Sunday, February 3, 2013

Rendition vs. Rendition or Adjectives Matter

On New Year’s Day, Craig Whitlock reported in the Washington Post an August 2012 arrest by local authorities of three Somali men transiting Djibouti in August who were then interrogated by FBI agents and transferred to U.S. custody to face charges in the United States in Article III courts.  After this depiction, Whitlock concludes that “the Obama administration has embraced rendition,” declaring that they have “tak[en] on renewed significance because the administration and Congress have not reached agreement on a consistent legal pathway for apprehending terrorism suspects overseas and bringing them to justice.” He clearly links the Obama administration’s practice to the Bush administration practice, impliedly asking us to see this as yet another example of Obama carrying on his predecessor’s counterterrorism tactics (and getting away with it without criticism):
The men are the latest example of how the Obama administration has embraced rendition — the practice of holding and interrogating terrorism suspects in other countries without due process — despite widespread condemnation of the tactic in the years after the Sept. 11, 2001, attacks.  (emphasis mine).
 But the practice Whitlock describes through the August 2012 vignette is not the practice as he defines it in the emphasized quotation above.  Whitlock describes the arrest of suspects, their transfer apparently without extradition or other judicial process to the United States, and their subsequent indictment and trial. The Bush-era practice—the one subject to “widespread condemnation . . . in the years after the Sept. 11, 2001 attacks”—involved detaining individuals in one country, transporting them to a third country, and then torturing them. These individuals were not indicted, they were not provided attorneys, in fact there was little expectation that these individuals would be heard from again. Examples of the Bush-era practice include the abduction of Osama Moustafa Hassan Nasr in Milan in 2003 and his subsequent transfer to Egypt to be tortured—26 Americans have been convicted by an Italian court in absentia forthis incident—and the 2003 mistaken arrest of Khalid el-Masri by Macedonian police, his transfer to U.S. authorities, and his being held or tortured in Iraq and Afghanistan.

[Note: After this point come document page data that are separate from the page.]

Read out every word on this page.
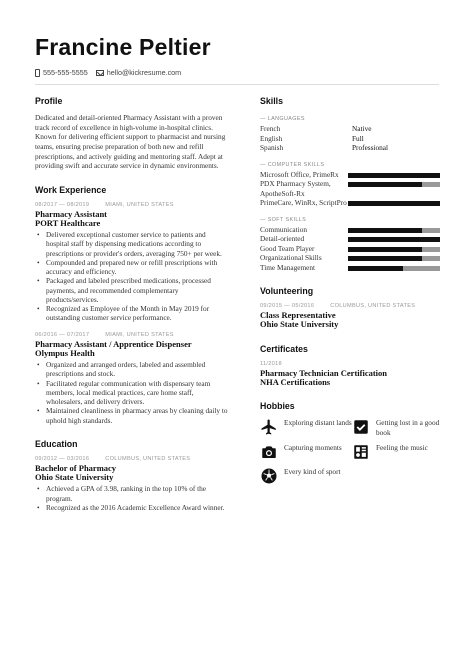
Francine Peltier
555-555-5555	hello@kickresume.com
Profile
Dedicated and detail-oriented Pharmacy Assistant with a proven track record of excellence in high-volume in-hospital clinics. Known for delivering efficient support to pharmacist and nursing teams, ensuring precise preparation of both new and refill prescriptions, and actively guiding and mentoring staff. Adept at providing swift and accurate service in dynamic environments.
Work Experience
08/2017 — 08/2019	MIAMI, UNITED STATES
Pharmacy Assistant
PORT Healthcare
• Delivered exceptional customer service to patients and hospital staff by dispensing medications according to prescriptions or provider's orders, averaging 750+ per week.
• Compounded and prepared new or refill prescriptions with accuracy and efficiency.
• Packaged and labeled prescribed medications, processed payments, and recommended complementary products/services.
• Recognized as Employee of the Month in May 2019 for outstanding customer service performance.
06/2016 — 07/2017	MIAMI, UNITED STATES
Pharmacy Assistant / Apprentice Dispenser
Olympus Health
• Organized and arranged orders, labeled and assembled prescriptions and stock.
• Facilitated regular communication with dispensary team members, local medical practices, care home staff, wholesalers, and delivery drivers.
• Maintained cleanliness in pharmacy areas by cleaning daily to uphold high standards.
Education
09/2012 — 03/2016	COLUMBUS, UNITED STATES
Bachelor of Pharmacy
Ohio State University
• Achieved a GPA of 3.98, ranking in the top 10% of the program.
• Recognized as the 2016 Academic Excellence Award winner.
Skills
— LANGUAGES
French	Native
English	Full
Spanish	Professional
— COMPUTER SKILLS
Microsoft Office, PrimeRx
PDX Pharmacy System, ApotheSoft-Rx
PrimeCare, WinRx, ScriptPro
— SOFT SKILLS
Communication
Detail-oriented
Good Team Player
Organizational Skills
Time Management
Volunteering
09/2015 — 05/2016	COLUMBUS, UNITED STATES
Class Representative
Ohio State University
Certificates
11/2018
Pharmacy Technician Certification
NHA Certifications
Hobbies
Exploring distant lands	Getting lost in a good book
Capturing moments	Feeling the music
Every kind of sport
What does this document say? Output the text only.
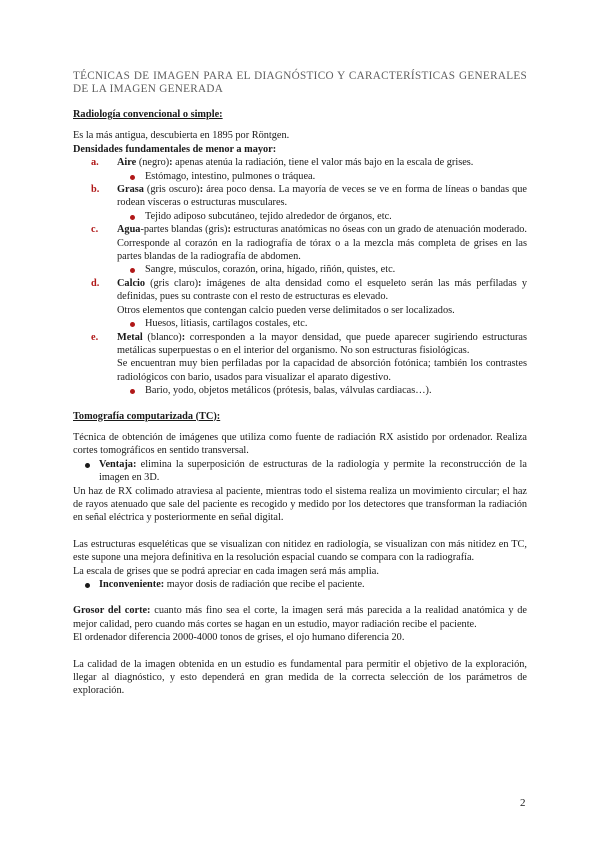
TÉCNICAS DE IMAGEN PARA EL DIAGNÓSTICO Y CARACTERÍSTICAS GENERALES DE LA IMAGEN GENERADA
Radiología convencional o simple:
Es la más antigua, descubierta en 1895 por Röntgen.
Densidades fundamentales de menor a mayor:
a. Aire (negro): apenas atenúa la radiación, tiene el valor más bajo en la escala de grises.
Estómago, intestino, pulmones o tráquea.
b. Grasa (gris oscuro): área poco densa. La mayoría de veces se ve en forma de líneas o bandas que rodean vísceras o estructuras musculares.
Tejido adiposo subcutáneo, tejido alrededor de órganos, etc.
c. Agua-partes blandas (gris): estructuras anatómicas no óseas con un grado de atenuación moderado. Corresponde al corazón en la radiografía de tórax o a la mezcla más completa de grises en las partes blandas de la radiografía de abdomen.
Sangre, músculos, corazón, orina, hígado, riñón, quistes, etc.
d. Calcio (gris claro): imágenes de alta densidad como el esqueleto serán las más perfiladas y definidas, pues su contraste con el resto de estructuras es elevado.
Otros elementos que contengan calcio pueden verse delimitados o ser localizados.
Huesos, litiasis, cartílagos costales, etc.
e. Metal (blanco): corresponden a la mayor densidad, que puede aparecer sugiriendo estructuras metálicas superpuestas o en el interior del organismo. No son estructuras fisiológicas.
Se encuentran muy bien perfiladas por la capacidad de absorción fotónica; también los contrastes radiológicos con bario, usados para visualizar el aparato digestivo.
Bario, yodo, objetos metálicos (prótesis, balas, válvulas cardiacas…).
Tomografía computarizada (TC):
Técnica de obtención de imágenes que utiliza como fuente de radiación RX asistido por ordenador. Realiza cortes tomográficos en sentido transversal.
Ventaja: elimina la superposición de estructuras de la radiología y permite la reconstrucción de la imagen en 3D.
Un haz de RX colimado atraviesa al paciente, mientras todo el sistema realiza un movimiento circular; el haz de rayos atenuado que sale del paciente es recogido y medido por los detectores que transforman la radiación en señal eléctrica y posteriormente en señal digital.
Las estructuras esqueléticas que se visualizan con nitidez en radiología, se visualizan con más nitidez en TC, este supone una mejora definitiva en la resolución espacial cuando se compara con la radiografía.
La escala de grises que se podrá apreciar en cada imagen será más amplia.
Inconveniente: mayor dosis de radiación que recibe el paciente.
Grosor del corte: cuanto más fino sea el corte, la imagen será más parecida a la realidad anatómica y de mejor calidad, pero cuando más cortes se hagan en un estudio, mayor radiación recibe el paciente.
El ordenador diferencia 2000-4000 tonos de grises, el ojo humano diferencia 20.
La calidad de la imagen obtenida en un estudio es fundamental para permitir el objetivo de la exploración, llegar al diagnóstico, y esto dependerá en gran medida de la correcta selección de los parámetros de exploración.
2
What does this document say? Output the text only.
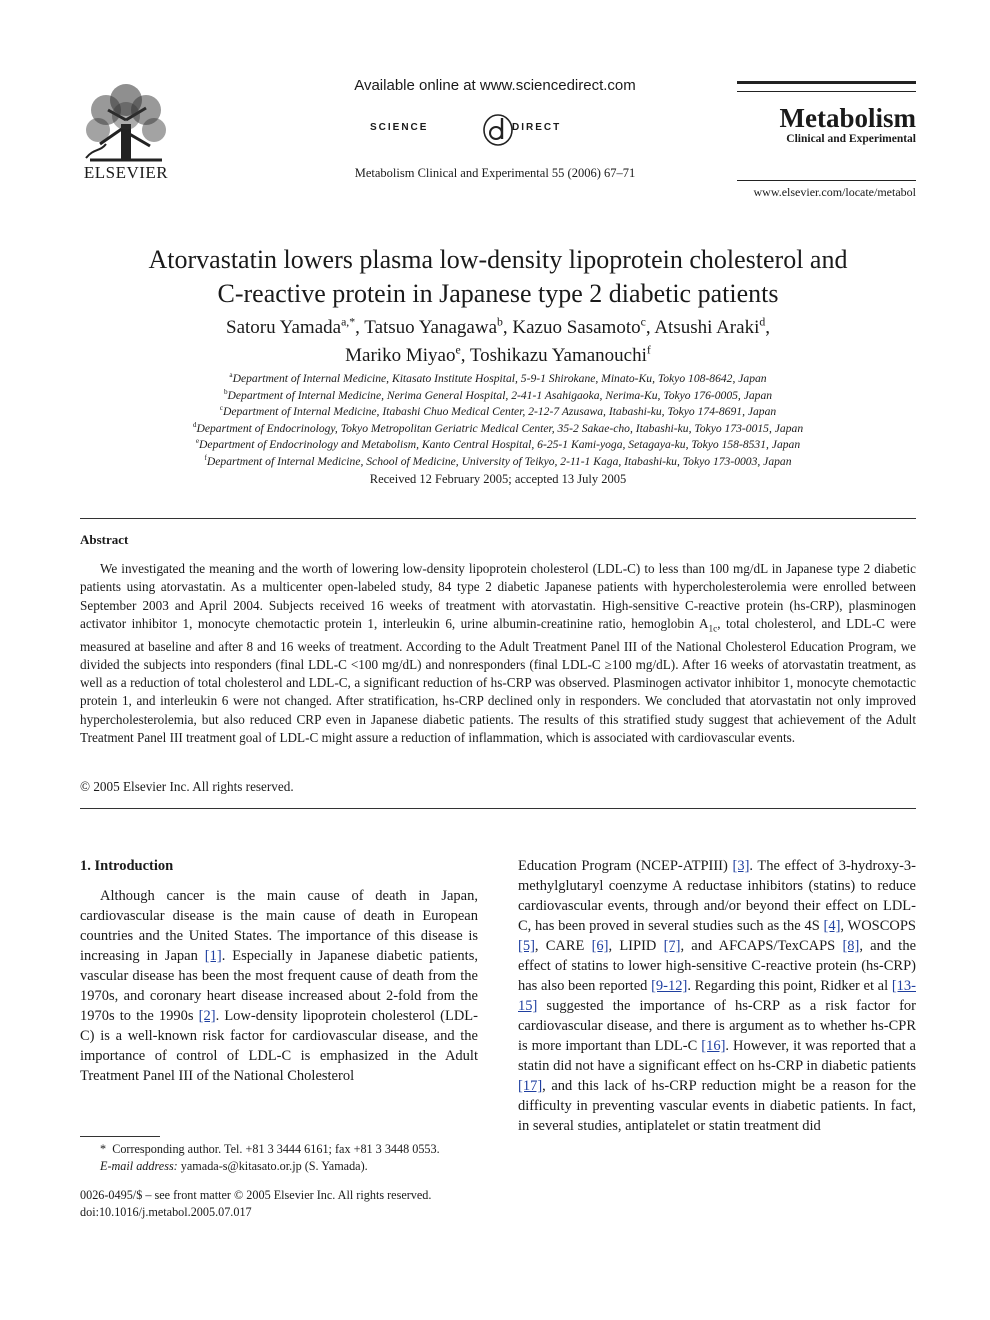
ELSEVIER
Available online at www.sciencedirect.com
SCIENCE	DIRECT
Metabolism Clinical and Experimental 55 (2006) 67–71
Metabolism
Clinical and Experimental
www.elsevier.com/locate/metabol
Atorvastatin lowers plasma low-density lipoprotein cholesterol and
C-reactive protein in Japanese type 2 diabetic patients
Satoru Yamada$^{a,*}$, Tatsuo Yanagawa$^b$, Kazuo Sasamoto$^c$, Atsushi Araki$^d$,
Mariko Miyao$^e$, Toshikazu Yamanouchi$^f$
$^a$Department of Internal Medicine, Kitasato Institute Hospital, 5-9-1 Shirokane, Minato-Ku, Tokyo 108-8642, Japan
$^b$Department of Internal Medicine, Nerima General Hospital, 2-41-1 Asahigaoka, Nerima-Ku, Tokyo 176-0005, Japan
$^c$Department of Internal Medicine, Itabashi Chuo Medical Center, 2-12-7 Azusawa, Itabashi-ku, Tokyo 174-8691, Japan
$^d$Department of Endocrinology, Tokyo Metropolitan Geriatric Medical Center, 35-2 Sakae-cho, Itabashi-ku, Tokyo 173-0015, Japan
$^e$Department of Endocrinology and Metabolism, Kanto Central Hospital, 6-25-1 Kami-yoga, Setagaya-ku, Tokyo 158-8531, Japan
$^f$Department of Internal Medicine, School of Medicine, University of Teikyo, 2-11-1 Kaga, Itabashi-ku, Tokyo 173-0003, Japan
Received 12 February 2005; accepted 13 July 2005
Abstract
We investigated the meaning and the worth of lowering low-density lipoprotein cholesterol (LDL-C) to less than 100 mg/dL in Japanese type 2 diabetic patients using atorvastatin. As a multicenter open-labeled study, 84 type 2 diabetic Japanese patients with hypercholesterolemia were enrolled between September 2003 and April 2004. Subjects received 16 weeks of treatment with atorvastatin. High-sensitive C-reactive protein (hs-CRP), plasminogen activator inhibitor 1, monocyte chemotactic protein 1, interleukin 6, urine albumin-creatinine ratio, hemoglobin $A_{1c}$, total cholesterol, and LDL-C were measured at baseline and after 8 and 16 weeks of treatment. According to the Adult Treatment Panel III of the National Cholesterol Education Program, we divided the subjects into responders (final LDL-C <100 mg/dL) and nonresponders (final LDL-C ≥100 mg/dL). After 16 weeks of atorvastatin treatment, as well as a reduction of total cholesterol and LDL-C, a significant reduction of hs-CRP was observed. Plasminogen activator inhibitor 1, monocyte chemotactic protein 1, and interleukin 6 were not changed. After stratification, hs-CRP declined only in responders. We concluded that atorvastatin not only improved hypercholesterolemia, but also reduced CRP even in Japanese diabetic patients. The results of this stratified study suggest that achievement of the Adult Treatment Panel III treatment goal of LDL-C might assure a reduction of inflammation, which is associated with cardiovascular events.
© 2005 Elsevier Inc. All rights reserved.
1. Introduction
Although cancer is the main cause of death in Japan, cardiovascular disease is the main cause of death in European countries and the United States. The importance of this disease is increasing in Japan [1]. Especially in Japanese diabetic patients, vascular disease has been the most frequent cause of death from the 1970s, and coronary heart disease increased about 2-fold from the 1970s to the 1990s [2]. Low-density lipoprotein cholesterol (LDL-C) is a well-known risk factor for cardiovascular disease, and the importance of control of LDL-C is emphasized in the Adult Treatment Panel III of the National Cholesterol
Education Program (NCEP-ATPIII) [3]. The effect of 3-hydroxy-3-methylglutaryl coenzyme A reductase inhibitors (statins) to reduce cardiovascular events, through and/or beyond their effect on LDL-C, has been proved in several studies such as the 4S [4], WOSCOPS [5], CARE [6], LIPID [7], and AFCAPS/TexCAPS [8], and the effect of statins to lower high-sensitive C-reactive protein (hs-CRP) has also been reported [9-12]. Regarding this point, Ridker et al [13-15] suggested the importance of hs-CRP as a risk factor for cardiovascular disease, and there is argument as to whether hs-CPR is more important than LDL-C [16]. However, it was reported that a statin did not have a significant effect on hs-CRP in diabetic patients [17], and this lack of hs-CRP reduction might be a reason for the difficulty in preventing vascular events in diabetic patients. In fact, in several studies, antiplatelet or statin treatment did
* Corresponding author. Tel. +81 3 3444 6161; fax +81 3 3448 0553.
E-mail address: yamada-s@kitasato.or.jp (S. Yamada).
0026-0495/$ – see front matter © 2005 Elsevier Inc. All rights reserved.
doi:10.1016/j.metabol.2005.07.017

In 2004, after the U.S. realized that el-Masri was mistakenly detained, he was flown to Albania and deposited on the side of a road at night.

If these practices—the ongoing Obama administration practice described by Whitlock and the Bush-era practice—sound substantially different to you, that is because they are. The Obama administration is engaged in a practice Whitlock correctly identifies as rendition. The Bush-era practice Whitlock invites us to remember is known as extraordinary rendition. The adjective matters a great deal.

Rendition is a practice greatly predates September 11, 2001—see, for example, this 1934 BU law review article on the practice. It is also exactly as Whitlock describes it: “The return of a fugitive from one state to the state where the fugitive is accused or convicted of a crime.” 8 ed. Black’s Law Dictionary. Rendition allows states to avoid the normal legal procedure of extradition when there are barriers to extradition like the absence of an extradition treaty, or the absence of a similar crime in each jurisdiction, or when extradition might be unfeasible for political reasons. Rendition is certainly not the normal mode of business between states, and it may circumvent due process rights the accused is entitled to, but it is not uncommon and its purpose is to expose the rendered individual to judicial process: either trial or the execution of a sentence for conviction.

What makes extraordinary rendition extraordinary is that its purpose is not to bring the target before a court for trial or to otherwise subject the target to judicial process. No, the point of extraordinary rendition is to avoid judicial process altogether—to cause an individual to disappear, be held incommunicado, and extract intelligence not evidence from that individual. What made the practice so heinous in the Bush administration is not merely its lack of transparency or accountability but rather that its opacity facilitated torture.

So, yes, the Obama administration is using ordinary rendition. Is this shocking? No. Is it in anyway similar to the abduction, black sites, and torture used in the Bush administration? No. Adjectives matter.